Back to Pathway

Iteration

external/differential-dataflow/mdbook/src/chapter_1/chapter_1_3.md

0.30.14.4 KB
Original Source

Iteration

One of the most interesting parts of differential dataflow is its support for iterative computation.

Iteration is accomplished in differential dataflow with the iterate operator, a method that takes one collection as an argument, and logic describing how you would transform that collection as one step of iteration. The operator then applies this logic to the input collection indefinitely, producing as output the "fixed point" of your logic starting from your input collection.

That might sound a bit complicated, so let's look at an example.

Perhaps you have a collections of (Manager, Employee) pairs indicating who manages whom. Perhaps you are also really excited to produce (and maintain) the number of employees in total under each manager.

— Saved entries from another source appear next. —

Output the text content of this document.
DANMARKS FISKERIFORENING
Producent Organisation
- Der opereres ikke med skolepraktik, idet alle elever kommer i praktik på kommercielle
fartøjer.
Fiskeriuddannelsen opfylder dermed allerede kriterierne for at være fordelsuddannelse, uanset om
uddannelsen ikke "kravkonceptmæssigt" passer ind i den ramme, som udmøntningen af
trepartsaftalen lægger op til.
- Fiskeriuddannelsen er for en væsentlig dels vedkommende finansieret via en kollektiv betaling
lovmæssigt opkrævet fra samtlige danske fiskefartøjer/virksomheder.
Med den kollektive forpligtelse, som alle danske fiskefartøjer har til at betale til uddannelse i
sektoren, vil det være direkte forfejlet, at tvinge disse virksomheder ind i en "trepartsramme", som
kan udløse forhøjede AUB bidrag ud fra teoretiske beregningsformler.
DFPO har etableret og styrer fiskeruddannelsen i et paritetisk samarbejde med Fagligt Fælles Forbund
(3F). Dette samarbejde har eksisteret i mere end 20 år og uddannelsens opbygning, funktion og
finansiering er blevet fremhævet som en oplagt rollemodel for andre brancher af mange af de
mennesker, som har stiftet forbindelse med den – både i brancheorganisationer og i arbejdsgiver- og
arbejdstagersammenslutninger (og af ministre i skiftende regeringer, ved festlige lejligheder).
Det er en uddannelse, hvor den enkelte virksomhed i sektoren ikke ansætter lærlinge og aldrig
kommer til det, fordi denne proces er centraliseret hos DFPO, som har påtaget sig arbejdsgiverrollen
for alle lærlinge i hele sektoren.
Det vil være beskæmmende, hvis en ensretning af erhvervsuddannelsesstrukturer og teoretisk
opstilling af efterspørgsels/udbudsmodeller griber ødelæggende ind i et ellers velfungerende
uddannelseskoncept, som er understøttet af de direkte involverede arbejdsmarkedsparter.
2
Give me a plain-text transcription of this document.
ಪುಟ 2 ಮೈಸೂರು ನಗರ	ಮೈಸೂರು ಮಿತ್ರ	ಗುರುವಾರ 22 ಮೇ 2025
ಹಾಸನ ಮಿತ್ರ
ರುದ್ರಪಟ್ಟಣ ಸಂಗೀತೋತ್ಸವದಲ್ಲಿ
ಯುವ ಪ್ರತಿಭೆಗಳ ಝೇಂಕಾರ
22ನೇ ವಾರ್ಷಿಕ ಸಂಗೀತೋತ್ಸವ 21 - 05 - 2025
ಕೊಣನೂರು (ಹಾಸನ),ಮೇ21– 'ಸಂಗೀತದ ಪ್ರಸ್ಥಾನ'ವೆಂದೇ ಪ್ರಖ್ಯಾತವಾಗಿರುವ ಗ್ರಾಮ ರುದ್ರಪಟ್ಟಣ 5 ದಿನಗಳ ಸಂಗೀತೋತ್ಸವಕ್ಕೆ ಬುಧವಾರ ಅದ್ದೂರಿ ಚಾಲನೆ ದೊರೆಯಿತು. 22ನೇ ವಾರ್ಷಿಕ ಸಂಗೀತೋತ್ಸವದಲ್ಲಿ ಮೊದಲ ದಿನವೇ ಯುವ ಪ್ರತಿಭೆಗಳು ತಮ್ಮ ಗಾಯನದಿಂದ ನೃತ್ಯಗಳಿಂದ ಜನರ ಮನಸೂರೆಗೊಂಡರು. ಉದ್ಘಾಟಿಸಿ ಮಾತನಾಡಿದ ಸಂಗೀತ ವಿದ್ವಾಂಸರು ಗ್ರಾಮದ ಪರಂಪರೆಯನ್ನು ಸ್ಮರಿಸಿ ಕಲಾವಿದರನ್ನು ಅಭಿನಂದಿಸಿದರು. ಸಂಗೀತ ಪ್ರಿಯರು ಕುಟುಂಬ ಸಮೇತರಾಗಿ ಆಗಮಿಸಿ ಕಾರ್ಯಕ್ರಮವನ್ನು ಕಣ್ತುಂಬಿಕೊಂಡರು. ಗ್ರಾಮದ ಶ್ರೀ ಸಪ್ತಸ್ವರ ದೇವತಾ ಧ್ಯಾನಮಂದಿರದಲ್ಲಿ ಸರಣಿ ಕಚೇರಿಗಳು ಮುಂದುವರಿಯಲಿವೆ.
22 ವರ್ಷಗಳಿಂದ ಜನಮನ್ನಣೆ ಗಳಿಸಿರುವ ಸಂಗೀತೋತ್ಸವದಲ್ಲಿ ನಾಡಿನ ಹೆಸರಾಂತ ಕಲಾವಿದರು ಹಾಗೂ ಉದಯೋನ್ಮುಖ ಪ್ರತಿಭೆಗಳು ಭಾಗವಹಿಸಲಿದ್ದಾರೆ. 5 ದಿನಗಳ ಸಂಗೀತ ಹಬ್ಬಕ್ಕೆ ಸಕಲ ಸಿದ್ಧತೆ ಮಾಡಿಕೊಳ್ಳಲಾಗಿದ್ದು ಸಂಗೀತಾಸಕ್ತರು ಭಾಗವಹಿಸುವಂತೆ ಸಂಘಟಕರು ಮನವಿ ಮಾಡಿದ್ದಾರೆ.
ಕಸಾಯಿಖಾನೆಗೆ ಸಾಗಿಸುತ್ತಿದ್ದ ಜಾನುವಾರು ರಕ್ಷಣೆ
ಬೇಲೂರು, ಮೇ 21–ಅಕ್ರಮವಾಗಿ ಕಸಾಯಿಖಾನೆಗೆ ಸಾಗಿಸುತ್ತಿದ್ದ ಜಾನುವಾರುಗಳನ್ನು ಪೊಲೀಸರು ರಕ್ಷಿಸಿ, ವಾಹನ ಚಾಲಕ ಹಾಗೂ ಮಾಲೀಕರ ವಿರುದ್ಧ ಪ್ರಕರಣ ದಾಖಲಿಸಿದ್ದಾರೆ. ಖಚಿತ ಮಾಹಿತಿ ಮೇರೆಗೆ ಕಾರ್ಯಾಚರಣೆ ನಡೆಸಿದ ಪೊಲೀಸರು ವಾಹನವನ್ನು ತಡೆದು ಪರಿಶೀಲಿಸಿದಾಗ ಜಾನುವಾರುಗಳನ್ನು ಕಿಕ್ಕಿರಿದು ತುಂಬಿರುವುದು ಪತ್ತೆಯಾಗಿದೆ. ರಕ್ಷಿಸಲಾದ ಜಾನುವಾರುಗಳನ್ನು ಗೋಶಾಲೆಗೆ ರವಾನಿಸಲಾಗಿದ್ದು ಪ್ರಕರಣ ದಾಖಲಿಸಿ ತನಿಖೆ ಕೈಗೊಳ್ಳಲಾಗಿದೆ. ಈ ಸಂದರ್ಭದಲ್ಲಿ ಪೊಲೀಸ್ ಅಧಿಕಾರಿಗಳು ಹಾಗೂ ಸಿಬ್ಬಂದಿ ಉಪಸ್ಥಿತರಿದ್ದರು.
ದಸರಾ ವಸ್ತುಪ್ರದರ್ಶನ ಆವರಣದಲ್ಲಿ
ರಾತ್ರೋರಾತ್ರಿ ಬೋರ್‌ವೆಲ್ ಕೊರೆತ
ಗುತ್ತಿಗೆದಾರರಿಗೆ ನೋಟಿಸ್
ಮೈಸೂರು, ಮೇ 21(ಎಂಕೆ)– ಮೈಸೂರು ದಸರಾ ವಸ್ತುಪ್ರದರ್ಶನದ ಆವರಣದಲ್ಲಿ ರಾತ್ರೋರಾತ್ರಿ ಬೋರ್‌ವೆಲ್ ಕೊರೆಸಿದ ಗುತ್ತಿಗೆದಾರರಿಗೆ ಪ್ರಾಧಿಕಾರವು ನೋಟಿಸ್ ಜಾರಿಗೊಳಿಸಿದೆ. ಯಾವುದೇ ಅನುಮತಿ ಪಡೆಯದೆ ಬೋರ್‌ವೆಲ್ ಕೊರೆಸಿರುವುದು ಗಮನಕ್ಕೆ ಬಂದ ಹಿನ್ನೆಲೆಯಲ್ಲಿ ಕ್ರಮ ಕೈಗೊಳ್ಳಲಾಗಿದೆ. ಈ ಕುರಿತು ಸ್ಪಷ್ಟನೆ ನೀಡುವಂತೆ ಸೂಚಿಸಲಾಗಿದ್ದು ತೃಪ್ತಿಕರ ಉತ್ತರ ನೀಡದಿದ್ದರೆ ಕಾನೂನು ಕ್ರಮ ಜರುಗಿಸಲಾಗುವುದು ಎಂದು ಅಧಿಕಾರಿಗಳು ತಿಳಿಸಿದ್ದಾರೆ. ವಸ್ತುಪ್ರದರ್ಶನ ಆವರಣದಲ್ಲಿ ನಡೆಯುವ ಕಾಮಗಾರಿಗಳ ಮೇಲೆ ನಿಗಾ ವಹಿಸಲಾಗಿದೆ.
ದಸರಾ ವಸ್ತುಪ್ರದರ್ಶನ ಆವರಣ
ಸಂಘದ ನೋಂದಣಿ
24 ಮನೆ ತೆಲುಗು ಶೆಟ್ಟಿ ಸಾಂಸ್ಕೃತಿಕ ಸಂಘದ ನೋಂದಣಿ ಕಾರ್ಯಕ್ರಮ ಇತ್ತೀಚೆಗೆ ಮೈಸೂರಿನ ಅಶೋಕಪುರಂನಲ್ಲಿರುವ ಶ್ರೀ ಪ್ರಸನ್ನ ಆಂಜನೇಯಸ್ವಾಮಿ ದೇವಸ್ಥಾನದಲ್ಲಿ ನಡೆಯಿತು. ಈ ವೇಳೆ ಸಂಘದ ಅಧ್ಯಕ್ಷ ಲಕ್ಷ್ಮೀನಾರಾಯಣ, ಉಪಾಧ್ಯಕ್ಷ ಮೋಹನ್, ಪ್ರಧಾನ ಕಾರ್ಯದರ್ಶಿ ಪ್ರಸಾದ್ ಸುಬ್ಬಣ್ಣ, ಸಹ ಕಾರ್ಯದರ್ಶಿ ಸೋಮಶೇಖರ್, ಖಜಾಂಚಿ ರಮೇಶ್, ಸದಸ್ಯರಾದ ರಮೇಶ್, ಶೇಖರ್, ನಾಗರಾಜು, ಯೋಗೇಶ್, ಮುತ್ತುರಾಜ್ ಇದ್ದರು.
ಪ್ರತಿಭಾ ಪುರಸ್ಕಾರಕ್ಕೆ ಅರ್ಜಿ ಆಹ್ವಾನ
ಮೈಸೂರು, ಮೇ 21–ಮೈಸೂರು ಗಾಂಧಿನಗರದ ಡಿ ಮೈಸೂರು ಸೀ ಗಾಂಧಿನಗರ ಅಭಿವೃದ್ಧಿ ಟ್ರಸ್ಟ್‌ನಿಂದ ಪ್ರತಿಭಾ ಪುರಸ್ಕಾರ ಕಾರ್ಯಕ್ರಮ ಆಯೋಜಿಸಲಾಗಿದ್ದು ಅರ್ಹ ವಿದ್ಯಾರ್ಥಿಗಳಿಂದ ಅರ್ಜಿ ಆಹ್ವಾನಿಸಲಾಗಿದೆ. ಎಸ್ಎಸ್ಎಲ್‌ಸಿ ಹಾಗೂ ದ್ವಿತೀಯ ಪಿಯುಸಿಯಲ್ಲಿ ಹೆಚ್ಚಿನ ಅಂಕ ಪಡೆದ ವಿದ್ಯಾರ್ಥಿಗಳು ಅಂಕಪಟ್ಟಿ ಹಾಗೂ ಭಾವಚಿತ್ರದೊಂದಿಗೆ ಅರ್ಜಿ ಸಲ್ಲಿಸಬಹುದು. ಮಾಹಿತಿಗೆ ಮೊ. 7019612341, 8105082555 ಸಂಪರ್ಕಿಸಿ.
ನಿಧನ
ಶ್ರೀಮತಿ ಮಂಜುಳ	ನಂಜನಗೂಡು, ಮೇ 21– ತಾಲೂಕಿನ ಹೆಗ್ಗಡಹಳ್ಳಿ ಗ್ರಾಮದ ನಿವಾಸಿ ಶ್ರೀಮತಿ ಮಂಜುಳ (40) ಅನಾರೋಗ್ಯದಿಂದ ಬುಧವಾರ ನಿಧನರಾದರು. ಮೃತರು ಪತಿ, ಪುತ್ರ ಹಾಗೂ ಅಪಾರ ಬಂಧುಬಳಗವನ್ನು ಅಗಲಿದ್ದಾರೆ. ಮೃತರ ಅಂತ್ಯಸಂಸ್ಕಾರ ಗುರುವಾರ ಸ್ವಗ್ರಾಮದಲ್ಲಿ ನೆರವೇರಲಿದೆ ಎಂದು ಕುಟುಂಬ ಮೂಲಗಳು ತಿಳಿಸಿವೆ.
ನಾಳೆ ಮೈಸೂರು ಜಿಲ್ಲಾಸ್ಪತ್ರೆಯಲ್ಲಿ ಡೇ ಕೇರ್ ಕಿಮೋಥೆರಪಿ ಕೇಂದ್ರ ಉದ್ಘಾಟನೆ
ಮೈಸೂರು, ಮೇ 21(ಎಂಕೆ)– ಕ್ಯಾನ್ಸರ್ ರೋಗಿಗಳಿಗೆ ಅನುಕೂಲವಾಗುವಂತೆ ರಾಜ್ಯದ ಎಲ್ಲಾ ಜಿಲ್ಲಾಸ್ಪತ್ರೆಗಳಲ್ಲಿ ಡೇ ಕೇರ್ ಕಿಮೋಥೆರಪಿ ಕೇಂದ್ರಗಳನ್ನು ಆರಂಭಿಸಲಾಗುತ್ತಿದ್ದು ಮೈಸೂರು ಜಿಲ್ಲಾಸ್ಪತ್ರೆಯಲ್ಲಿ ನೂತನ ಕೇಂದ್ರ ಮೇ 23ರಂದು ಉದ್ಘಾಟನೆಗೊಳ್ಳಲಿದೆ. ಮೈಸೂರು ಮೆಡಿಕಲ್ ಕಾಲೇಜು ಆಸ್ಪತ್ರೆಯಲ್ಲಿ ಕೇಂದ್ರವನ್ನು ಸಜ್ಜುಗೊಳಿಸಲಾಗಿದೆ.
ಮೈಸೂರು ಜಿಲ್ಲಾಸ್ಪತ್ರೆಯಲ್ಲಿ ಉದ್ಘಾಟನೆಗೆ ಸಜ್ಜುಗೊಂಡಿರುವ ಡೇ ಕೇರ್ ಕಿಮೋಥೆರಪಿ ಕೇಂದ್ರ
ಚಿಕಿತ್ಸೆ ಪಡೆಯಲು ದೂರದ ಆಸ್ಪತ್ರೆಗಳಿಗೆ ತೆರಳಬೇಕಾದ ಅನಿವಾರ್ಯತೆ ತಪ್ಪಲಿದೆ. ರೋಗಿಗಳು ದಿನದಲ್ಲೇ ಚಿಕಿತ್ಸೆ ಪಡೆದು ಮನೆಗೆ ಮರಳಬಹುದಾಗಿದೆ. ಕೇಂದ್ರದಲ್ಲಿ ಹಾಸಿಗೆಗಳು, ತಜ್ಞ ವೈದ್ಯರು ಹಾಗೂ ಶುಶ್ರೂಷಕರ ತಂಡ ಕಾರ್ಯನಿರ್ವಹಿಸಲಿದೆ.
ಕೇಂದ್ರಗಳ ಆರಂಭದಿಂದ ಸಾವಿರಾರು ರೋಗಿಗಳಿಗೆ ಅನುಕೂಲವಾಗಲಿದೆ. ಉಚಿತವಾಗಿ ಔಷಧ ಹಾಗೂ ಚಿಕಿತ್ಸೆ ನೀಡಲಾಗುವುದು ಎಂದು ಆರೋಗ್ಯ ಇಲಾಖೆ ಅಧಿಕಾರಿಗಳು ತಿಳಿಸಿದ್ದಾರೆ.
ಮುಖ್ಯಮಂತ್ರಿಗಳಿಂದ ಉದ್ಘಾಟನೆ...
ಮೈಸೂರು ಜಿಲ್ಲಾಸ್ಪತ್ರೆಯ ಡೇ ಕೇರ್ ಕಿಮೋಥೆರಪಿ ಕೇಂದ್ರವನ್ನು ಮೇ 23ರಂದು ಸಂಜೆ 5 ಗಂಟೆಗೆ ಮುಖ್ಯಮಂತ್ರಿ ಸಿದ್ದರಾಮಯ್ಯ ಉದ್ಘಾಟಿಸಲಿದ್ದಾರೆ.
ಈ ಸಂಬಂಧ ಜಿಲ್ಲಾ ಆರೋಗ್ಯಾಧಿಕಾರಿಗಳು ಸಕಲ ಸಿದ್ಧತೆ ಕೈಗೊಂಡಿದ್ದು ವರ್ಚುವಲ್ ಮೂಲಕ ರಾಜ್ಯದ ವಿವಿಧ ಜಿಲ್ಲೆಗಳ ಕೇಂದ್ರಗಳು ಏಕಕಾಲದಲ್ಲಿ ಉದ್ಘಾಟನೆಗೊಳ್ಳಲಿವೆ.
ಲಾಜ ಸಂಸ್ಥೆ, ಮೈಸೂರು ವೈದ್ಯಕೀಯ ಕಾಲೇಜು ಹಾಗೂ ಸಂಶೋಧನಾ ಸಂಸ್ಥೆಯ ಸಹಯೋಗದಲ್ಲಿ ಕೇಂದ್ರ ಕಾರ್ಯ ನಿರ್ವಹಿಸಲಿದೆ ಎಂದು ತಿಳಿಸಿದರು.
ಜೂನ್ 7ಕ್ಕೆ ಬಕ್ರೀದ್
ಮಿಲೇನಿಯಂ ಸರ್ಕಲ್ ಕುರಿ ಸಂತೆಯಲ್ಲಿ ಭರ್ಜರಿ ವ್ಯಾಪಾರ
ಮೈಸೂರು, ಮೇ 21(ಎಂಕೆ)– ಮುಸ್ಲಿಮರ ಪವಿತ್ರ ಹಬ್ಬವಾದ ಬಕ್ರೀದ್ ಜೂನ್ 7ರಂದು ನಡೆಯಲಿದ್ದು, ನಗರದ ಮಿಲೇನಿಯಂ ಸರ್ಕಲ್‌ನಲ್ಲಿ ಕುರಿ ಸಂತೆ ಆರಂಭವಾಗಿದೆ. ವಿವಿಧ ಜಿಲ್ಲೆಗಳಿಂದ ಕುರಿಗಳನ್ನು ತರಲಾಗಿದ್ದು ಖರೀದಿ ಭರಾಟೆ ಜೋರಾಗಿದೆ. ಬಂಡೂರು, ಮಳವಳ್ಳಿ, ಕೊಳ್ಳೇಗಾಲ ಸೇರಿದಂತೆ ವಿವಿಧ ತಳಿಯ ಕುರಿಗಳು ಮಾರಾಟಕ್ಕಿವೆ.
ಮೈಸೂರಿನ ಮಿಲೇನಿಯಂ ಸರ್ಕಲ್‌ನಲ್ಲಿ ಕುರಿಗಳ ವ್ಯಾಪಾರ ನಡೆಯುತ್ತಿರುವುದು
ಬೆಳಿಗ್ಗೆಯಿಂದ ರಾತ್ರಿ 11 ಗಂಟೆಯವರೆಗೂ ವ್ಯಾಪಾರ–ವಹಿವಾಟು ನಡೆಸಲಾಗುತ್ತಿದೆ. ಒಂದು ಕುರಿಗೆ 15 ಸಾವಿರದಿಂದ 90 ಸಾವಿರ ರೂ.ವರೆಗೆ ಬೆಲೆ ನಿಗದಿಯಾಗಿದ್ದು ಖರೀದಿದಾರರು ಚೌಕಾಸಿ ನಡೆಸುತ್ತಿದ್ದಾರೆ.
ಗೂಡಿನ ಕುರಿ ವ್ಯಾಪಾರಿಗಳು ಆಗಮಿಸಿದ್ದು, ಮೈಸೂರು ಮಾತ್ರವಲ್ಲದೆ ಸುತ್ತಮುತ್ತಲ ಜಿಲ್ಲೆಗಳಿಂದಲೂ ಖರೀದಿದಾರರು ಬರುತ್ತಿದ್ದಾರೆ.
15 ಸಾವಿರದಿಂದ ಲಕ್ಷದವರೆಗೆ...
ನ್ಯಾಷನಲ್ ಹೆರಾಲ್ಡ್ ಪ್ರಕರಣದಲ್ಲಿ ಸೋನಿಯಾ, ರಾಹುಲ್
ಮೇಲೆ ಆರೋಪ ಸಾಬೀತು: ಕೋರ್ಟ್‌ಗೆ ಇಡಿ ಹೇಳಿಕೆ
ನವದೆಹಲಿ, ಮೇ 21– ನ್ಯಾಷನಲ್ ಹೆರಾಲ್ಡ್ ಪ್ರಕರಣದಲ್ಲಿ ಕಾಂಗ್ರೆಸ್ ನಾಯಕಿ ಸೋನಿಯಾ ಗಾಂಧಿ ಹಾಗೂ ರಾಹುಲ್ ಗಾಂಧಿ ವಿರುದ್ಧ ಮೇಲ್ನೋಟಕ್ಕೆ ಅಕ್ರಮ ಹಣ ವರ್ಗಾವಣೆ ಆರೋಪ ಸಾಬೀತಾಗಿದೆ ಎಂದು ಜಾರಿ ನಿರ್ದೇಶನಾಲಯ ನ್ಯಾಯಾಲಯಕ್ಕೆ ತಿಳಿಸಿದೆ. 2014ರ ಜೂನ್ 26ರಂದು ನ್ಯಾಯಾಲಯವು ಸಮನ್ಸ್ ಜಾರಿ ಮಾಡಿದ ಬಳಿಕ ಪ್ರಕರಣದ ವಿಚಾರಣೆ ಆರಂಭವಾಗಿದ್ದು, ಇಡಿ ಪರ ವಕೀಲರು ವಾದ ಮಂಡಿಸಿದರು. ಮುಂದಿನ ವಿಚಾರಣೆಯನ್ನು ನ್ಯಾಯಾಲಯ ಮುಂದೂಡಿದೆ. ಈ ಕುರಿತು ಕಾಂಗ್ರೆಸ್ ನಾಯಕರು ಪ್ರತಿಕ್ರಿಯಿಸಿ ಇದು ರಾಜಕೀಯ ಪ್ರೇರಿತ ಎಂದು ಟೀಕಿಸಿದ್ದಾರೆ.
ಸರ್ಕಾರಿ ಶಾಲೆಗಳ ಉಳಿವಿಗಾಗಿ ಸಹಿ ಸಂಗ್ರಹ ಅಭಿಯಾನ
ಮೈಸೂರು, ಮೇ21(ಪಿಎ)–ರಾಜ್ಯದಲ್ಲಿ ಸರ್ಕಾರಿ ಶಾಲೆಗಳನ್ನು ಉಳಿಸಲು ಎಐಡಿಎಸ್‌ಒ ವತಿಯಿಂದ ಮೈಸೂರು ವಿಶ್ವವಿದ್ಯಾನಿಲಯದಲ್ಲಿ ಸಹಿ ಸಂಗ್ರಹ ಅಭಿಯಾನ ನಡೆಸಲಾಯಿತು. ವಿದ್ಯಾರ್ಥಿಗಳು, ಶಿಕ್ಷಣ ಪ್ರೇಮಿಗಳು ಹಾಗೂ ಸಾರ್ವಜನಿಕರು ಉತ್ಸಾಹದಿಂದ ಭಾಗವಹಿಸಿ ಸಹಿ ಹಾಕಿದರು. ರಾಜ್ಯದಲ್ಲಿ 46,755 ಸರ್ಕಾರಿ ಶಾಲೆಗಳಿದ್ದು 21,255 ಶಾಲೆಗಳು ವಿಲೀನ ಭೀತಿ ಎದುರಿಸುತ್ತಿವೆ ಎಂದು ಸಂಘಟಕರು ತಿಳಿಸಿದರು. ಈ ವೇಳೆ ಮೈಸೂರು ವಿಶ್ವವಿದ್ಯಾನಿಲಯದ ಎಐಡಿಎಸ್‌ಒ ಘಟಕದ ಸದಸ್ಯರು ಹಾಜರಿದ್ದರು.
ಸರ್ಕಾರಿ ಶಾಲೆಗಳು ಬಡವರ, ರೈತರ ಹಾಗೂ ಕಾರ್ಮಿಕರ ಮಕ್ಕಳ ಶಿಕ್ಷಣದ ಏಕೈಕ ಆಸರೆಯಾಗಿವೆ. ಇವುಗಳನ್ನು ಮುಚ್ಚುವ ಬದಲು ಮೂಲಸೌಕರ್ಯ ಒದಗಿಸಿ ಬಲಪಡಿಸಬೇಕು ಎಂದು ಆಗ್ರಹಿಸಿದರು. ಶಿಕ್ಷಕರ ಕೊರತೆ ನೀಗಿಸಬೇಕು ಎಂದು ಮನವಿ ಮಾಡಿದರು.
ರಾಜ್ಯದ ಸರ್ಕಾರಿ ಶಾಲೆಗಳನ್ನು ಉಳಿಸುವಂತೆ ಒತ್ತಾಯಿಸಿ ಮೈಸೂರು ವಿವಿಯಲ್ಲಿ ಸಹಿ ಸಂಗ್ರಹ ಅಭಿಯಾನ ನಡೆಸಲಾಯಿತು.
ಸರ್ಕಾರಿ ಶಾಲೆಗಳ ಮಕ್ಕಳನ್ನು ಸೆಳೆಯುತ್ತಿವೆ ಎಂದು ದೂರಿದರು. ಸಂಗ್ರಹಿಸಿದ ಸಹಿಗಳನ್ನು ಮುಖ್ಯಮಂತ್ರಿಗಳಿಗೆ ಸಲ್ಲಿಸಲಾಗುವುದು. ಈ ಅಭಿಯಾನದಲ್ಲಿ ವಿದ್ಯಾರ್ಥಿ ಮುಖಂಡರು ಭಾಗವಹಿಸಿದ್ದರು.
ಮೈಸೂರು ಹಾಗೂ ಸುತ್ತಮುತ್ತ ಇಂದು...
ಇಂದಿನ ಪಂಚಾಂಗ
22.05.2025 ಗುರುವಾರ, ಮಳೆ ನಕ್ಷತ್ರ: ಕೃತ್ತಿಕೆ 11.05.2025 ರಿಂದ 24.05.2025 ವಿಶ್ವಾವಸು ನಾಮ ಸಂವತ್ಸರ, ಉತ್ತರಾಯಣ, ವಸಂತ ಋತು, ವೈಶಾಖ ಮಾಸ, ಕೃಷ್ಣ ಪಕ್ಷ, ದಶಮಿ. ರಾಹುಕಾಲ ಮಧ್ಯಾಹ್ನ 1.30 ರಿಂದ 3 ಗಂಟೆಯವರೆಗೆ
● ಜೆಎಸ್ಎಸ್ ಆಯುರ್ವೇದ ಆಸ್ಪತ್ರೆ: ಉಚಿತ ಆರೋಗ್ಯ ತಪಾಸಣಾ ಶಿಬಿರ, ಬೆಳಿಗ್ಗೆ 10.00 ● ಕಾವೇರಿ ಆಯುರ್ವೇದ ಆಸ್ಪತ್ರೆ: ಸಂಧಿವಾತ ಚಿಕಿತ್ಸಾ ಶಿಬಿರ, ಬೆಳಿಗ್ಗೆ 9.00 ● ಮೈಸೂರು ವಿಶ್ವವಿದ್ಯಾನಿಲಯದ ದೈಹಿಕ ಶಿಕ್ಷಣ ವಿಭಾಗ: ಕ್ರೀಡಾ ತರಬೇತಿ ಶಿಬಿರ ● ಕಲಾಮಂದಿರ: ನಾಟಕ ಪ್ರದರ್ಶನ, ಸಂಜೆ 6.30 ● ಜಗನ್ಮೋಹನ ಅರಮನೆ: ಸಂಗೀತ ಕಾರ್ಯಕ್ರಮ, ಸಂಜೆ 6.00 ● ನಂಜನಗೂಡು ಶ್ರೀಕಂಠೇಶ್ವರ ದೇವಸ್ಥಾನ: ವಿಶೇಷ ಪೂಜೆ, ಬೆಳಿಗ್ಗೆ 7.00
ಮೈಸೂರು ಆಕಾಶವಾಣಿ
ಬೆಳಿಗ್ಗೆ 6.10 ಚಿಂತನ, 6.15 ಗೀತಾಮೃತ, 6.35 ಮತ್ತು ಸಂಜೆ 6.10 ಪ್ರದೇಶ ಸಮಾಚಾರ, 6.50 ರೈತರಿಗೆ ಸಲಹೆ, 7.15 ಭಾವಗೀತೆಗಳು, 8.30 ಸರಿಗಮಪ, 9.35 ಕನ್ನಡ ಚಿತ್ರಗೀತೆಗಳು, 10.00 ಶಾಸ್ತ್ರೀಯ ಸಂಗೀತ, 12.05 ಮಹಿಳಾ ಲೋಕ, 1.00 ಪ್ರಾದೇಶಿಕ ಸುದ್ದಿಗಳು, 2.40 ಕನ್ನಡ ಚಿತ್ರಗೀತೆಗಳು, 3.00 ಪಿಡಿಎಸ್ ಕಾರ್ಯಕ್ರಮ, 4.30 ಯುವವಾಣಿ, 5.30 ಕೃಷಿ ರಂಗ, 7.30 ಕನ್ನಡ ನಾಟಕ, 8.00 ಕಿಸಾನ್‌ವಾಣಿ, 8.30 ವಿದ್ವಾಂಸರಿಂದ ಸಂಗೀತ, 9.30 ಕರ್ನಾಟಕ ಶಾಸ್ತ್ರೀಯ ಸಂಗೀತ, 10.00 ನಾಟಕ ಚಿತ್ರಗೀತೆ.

Let's describe an iterative computation that starts from manager-employee relation, and repeatedly expands it to include transitive management relationships.

rust,ignore
    manager_employee
        .iterate(|manages| {
            // if x manages y, and y manages z, then x manages z (transitively).
            manages
                .map(|(x, y)| (y, x))
                .join(&manages)
                .map(|(y, x, z)| (x, z))
        });

This is a simplistic use of iterate, and your needs may become more complicated.

General Iteration

More generally, you may want to describe iterative computations with i. multiple inputs, ii. multiple loop variables, and iii. multiple outputs. Differential dataflow provides a way to manually construct iterative contexts, where you can do all of these things.

Timely dataflow provides "scopes", which are nested dataflows in which you can augment timestamps with further information, for example a "round of iteration" for a loop. Our first step to construct a general iterative computation is to create a new scope within the current scope.

rust,ignore
    // if you don't otherwise have the scope ..
    let scope = manager_employee.scope();

    scope.scoped(|subscope| {

        // More stuff will go here

    });

Each timely dataflow stream, and differential dataflow collection, are associated with a scope. To use a collection that is outside our subscope, we will need to bring it in to the subscope. This is done with the enter operator.

rust,ignore
    // if you don't otherwise have the scope ..
    let scope = manager_employee.scope();

    scope.scoped(|subscope| {

        // we can now use m_e in this scope.
        let m_e = manager_employee.enter(subscope);

    });

To create an iterative computation, we now need to define some variables that can be updated in each round of iteration. Differential dataflow provides a Variable struct that does exactly this. We create a variable by specifying its initial value (a collection), and then set the definition of the collection which will instruct it how to update.

rust,ignore
    // if you don't otherwise have the scope ..
    let scope = manager_employee.scope();

    scope.scoped(|subscope| {

        // we can now use m_e in this scope.
        let m_e = manager_employee.enter(subscope);

        let variable = Variable::from(m_e);

        let step =
        variable
            .map(|(x, y)| (y, x))
            .join(&variable)
            .map(|(y, x, z)| (x, z));

        variable.set(step);

    });

Finally, we probably want to return the final value of the variable, what it converges to (assuming it does so). There is a leave operator that matches the enter operator we used to bring data into the scope; it produces the final value of the collection it is called on:

rust,ignore
    // if you don't otherwise have the scope ..
    let scope = manager_employee.scope();

    let result =
    scope.scoped(|subscope| {

        // we can now use m_e in this scope.
        let m_e = manager_employee.enter(subscope);

        let variable = Variable::from(m_e);

        let step =
        variable
            .map(|(x, y)| (y, x))
            .join(&variable)
            .map(|(y, x, z)| (x, z));

        variable
            .set(step)
            .leave()
    });

Although a bit more verbose, this is (or should be) the same computation we described up above with the iterate method. However, if you found you needed to use more inputs, outputs, or variables, it will be here for you.